Billy pulled his hand away from Jacob, and then he rolled himself through the kitchen toward his room.
Jake stared after him for a minute, then came to sit on the floor beside me again. He put his face in his hands. I rubbed his shoulder, wishing I could think of anything to say. After a long moment, Jacob caught my hand and held it to his face. "How are you feeling? Are you okay? I probably should have taken you to a doctor or something." He sighed.

"Don't worry about me," I croaked.
He twisted his head to look at me. His eyes were rimmed in red. "You don't look so good." "I don't feel so good, either, I guess."

"I'll go get your truck and then take you home–you probably ought to be there when Charlie gets back."
"Right."
I lay listlessly on the sofa while I waited for him. Billy was silent in the other room. I felt like a peeping torn, peering through the cracks at a private sorrow that wasn't mine.

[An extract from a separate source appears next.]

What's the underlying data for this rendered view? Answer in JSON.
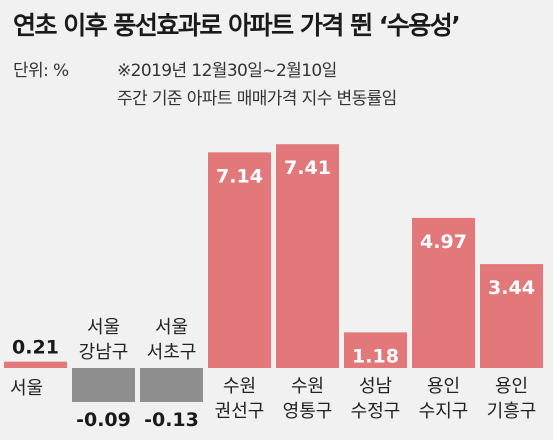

It didn't take Jake long. The roar of my truck's engine broke the silence before I expected it. He helped me up from the couch without speaking, keeping his arm around my shoulder when the cold air outside made me shiver. He took the driver's seat without asking, and then pulled me next to his side to keep his arm tight around me. I leaned my head against his chest.
"How will you get home?" I asked.

"I'm not going home. We still haven't caught the bloodsucker, remember?" My next shudder had nothing to do with cold.

It was a quiet ride after that. The cold air had woken me up. My mind was alert, and it was working very hard and very fast.
What if? What was the right thing to do?

I couldn't imagine my life without Jacob now–I cringed away from the idea of even trying to imagine that. Somehow, he'd become essential to my survival. But to leave things the way they were… was that cruel, as Mike had accused?